Des fichiers effacés, des historiques Internet trafiqués ou des courriels injurieux envoyés depuis un ordinateur : chez Kroll Ontrack, on a l’habitude de faire parler les serveurs informatiques et autres PC. Ce groupe, spécialisé à la base dans la récupération de données informatiques (pannes, sinistres…), a rapidement élargi ses services pour proposer son expertise technique à la justice mais aussi aux entreprises.

« Les affaires que nous traitons le plus couramment concernent des fuites d’informations commerciales, des actes de concurrence déloyale ou une utilisation anormale de l’outil informatique de la société », souligne Paul Dujancourt, directeur général de la société. Dans la plupart des cas, la direction générale, juridique ou les ressources humaines contactent Kroll Ontrack pour disposer de preuves dans un dossier de licenciement ou pénal.

Techniquement, l’équipe d’experts arrive généralement à ses fins. L’informatique laisse de nombreuses traces et Internet n’est pas très anonyme. Kroll peut ainsi démontrer qu’un salarié a surfé sur des sites pornographiques, en établissant l’historique de navigation et en le recoupant avec la visite de sites personnels (messagerie, achats, banque…). Le plus délicat est de bien respecter les formes juridiques pour que la preuve soit recevable. Ce n’est pas un hasard si l’équipe comprend un ex-avocat.
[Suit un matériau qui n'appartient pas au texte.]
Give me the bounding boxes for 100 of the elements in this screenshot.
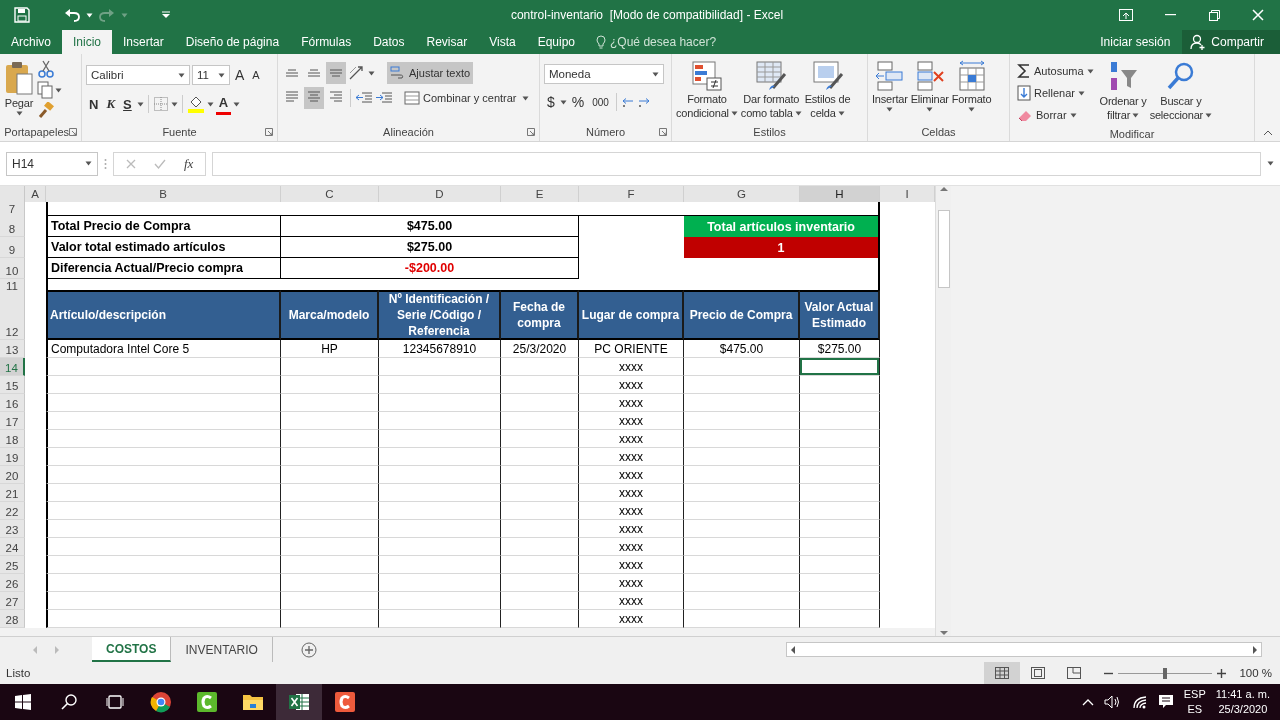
column-heading: Artículo/descripción <box>46 290 281 340</box>
number-format-dropdown[interactable]: Moneda <box>544 64 664 84</box>
merge-center-button[interactable]: Combinar y centrar <box>401 87 520 109</box>
percent-button[interactable]: % <box>568 91 588 113</box>
formula-field[interactable] <box>212 151 1261 176</box>
tell-me-field[interactable]: ¿Qué desea hacer? <box>610 35 721 49</box>
scissors-icon[interactable] <box>37 60 55 78</box>
sign-in-link[interactable]: Iniciar sesión <box>1100 35 1171 49</box>
row-number[interactable]: 10 <box>0 258 25 279</box>
row-number[interactable]: 26 <box>0 574 25 592</box>
ribbon-tab[interactable]: Equipo <box>526 30 587 54</box>
grow-font-button[interactable]: A <box>232 64 248 86</box>
font-name-dropdown[interactable]: Calibri <box>86 65 190 85</box>
ribbon-tab[interactable]: Inicio <box>62 30 113 54</box>
input-language[interactable]: ESP ES <box>1183 687 1206 717</box>
text-orientation-icon[interactable] <box>348 65 366 81</box>
save-icon[interactable] <box>14 7 30 23</box>
ribbon-tab[interactable]: Vista <box>478 30 527 54</box>
dialog-launcher-icon[interactable] <box>265 128 273 136</box>
cells-button[interactable]: Formato <box>951 58 992 123</box>
taskbar-app[interactable] <box>276 684 322 720</box>
ribbon-tab[interactable]: Datos <box>362 30 416 54</box>
thousands-button[interactable]: 000 <box>589 91 612 113</box>
ribbon-tab[interactable]: Diseño de página <box>174 30 291 54</box>
cells-button[interactable]: Insertar <box>872 58 908 123</box>
dialog-launcher-icon[interactable] <box>527 128 535 136</box>
zoom-level[interactable]: 100 % <box>1239 667 1272 679</box>
style-button[interactable]: Dar formato como tabla <box>740 58 802 123</box>
row-number[interactable]: 15 <box>0 376 25 394</box>
style-button[interactable]: Estilos de celda <box>804 58 851 123</box>
row-number[interactable]: 13 <box>0 340 25 358</box>
caret-icon <box>837 111 845 116</box>
bold-button[interactable]: N <box>86 93 102 115</box>
cells-button[interactable]: Eliminar <box>910 58 949 123</box>
copy-icon[interactable] <box>37 81 53 99</box>
row-number[interactable]: 23 <box>0 520 25 538</box>
customize-menu-icon[interactable] <box>162 11 170 19</box>
row-number[interactable]: 9 <box>0 237 25 258</box>
row-number[interactable]: 17 <box>0 412 25 430</box>
notification-icon[interactable] <box>1157 694 1174 710</box>
style-button[interactable]: Formato condicional <box>676 58 738 123</box>
row-number[interactable]: 21 <box>0 484 25 502</box>
underline-button[interactable]: S <box>120 93 135 115</box>
row-number[interactable]: 20 <box>0 466 25 484</box>
font-size-dropdown[interactable]: 11 <box>192 65 230 85</box>
wifi-icon[interactable] <box>1131 695 1148 709</box>
show-hidden-icon[interactable] <box>1081 698 1094 706</box>
ribbon-tab[interactable]: Fórmulas <box>290 30 363 54</box>
ribbon-tab[interactable]: Archivo <box>0 30 62 54</box>
caret-icon <box>121 12 128 18</box>
ribbon-tab[interactable]: Revisar <box>415 30 479 54</box>
row-number[interactable]: 24 <box>0 538 25 556</box>
increase-indent-icon[interactable] <box>375 91 393 105</box>
scroll-thumb[interactable] <box>937 210 950 288</box>
row-number[interactable]: 18 <box>0 430 25 448</box>
shrink-font-button[interactable]: A <box>249 64 263 86</box>
collapse-ribbon-icon[interactable] <box>1262 130 1273 136</box>
font-color-button[interactable]: A <box>215 93 232 115</box>
decrease-indent-icon[interactable] <box>355 91 373 105</box>
caret-icon <box>178 72 185 78</box>
italic-button[interactable]: K <box>103 93 119 115</box>
row-number[interactable]: 27 <box>0 592 25 610</box>
fill-color-icon[interactable] <box>186 95 205 113</box>
row-number[interactable]: 22 <box>0 502 25 520</box>
sheet-tab[interactable]: COSTOS <box>92 637 172 662</box>
edit-button[interactable]: Rellenar <box>1014 82 1097 104</box>
decrease-decimal-icon[interactable] <box>636 95 651 109</box>
row-number[interactable]: 14 <box>0 358 25 376</box>
dialog-launcher-icon[interactable] <box>69 128 77 136</box>
edit-menu-button[interactable]: Ordenar y filtrar <box>1099 58 1147 126</box>
row-number[interactable]: 28 <box>0 610 25 628</box>
edit-button[interactable]: Autosuma <box>1014 60 1097 82</box>
insert-function-button[interactable]: fx <box>184 155 194 172</box>
paste-button[interactable]: Pegar <box>4 58 34 123</box>
wrap-text-button[interactable]: Ajustar texto <box>387 62 474 84</box>
increase-decimal-icon[interactable] <box>620 95 635 109</box>
clock[interactable]: 11:41 a. m. 25/3/2020 <box>1215 687 1270 717</box>
name-box[interactable]: H14 <box>6 151 98 176</box>
horizontal-scrollbar[interactable] <box>786 642 1262 657</box>
view-button[interactable] <box>984 662 1021 684</box>
edit-button[interactable]: Borrar <box>1014 104 1097 126</box>
row-number[interactable]: 19 <box>0 448 25 466</box>
currency-button[interactable]: $ <box>544 91 558 113</box>
ribbon-tab[interactable]: Insertar <box>112 30 175 54</box>
edit-menu-button[interactable]: Buscar y seleccionar <box>1149 58 1213 126</box>
speaker-icon[interactable] <box>1103 695 1122 709</box>
format-painter-icon[interactable] <box>37 102 55 120</box>
row-number[interactable]: 16 <box>0 394 25 412</box>
zoom-slider[interactable] <box>1163 667 1168 679</box>
undo-icon[interactable] <box>64 8 80 22</box>
share-button[interactable]: Compartir <box>1182 30 1280 54</box>
group-label: Número <box>585 126 626 138</box>
zoom-in-icon[interactable] <box>1217 668 1227 678</box>
row-number[interactable]: 8 <box>0 216 25 237</box>
dialog-launcher-icon[interactable] <box>659 128 667 136</box>
inventory-total-label: Total artículos inventario <box>684 216 880 237</box>
row-number[interactable]: 25 <box>0 556 25 574</box>
active-cell[interactable] <box>800 358 880 376</box>
caret-icon <box>368 70 375 76</box>
row-number[interactable]: 12 <box>0 290 25 340</box>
« Nous pouvons accéder à toutes les machines mais il faut prendre garde à protéger la vie privée des salariés, explique Paul Dujancourt. C’est pourquoi nous faisons convoquer la personne concernée pour accéder à sa machine en sa présence avant de réaliser une copie du disque dur en présence d’un huissier. » Une fois les éléments de preuve établis, Kroll Ontrack passe la main au service juridique ou à l’avocat de son client. « Nous recommandons aux sociétés de se doter d’une charte Internet, car il devient alors plus facile de sanctionner les mauvais comportements. »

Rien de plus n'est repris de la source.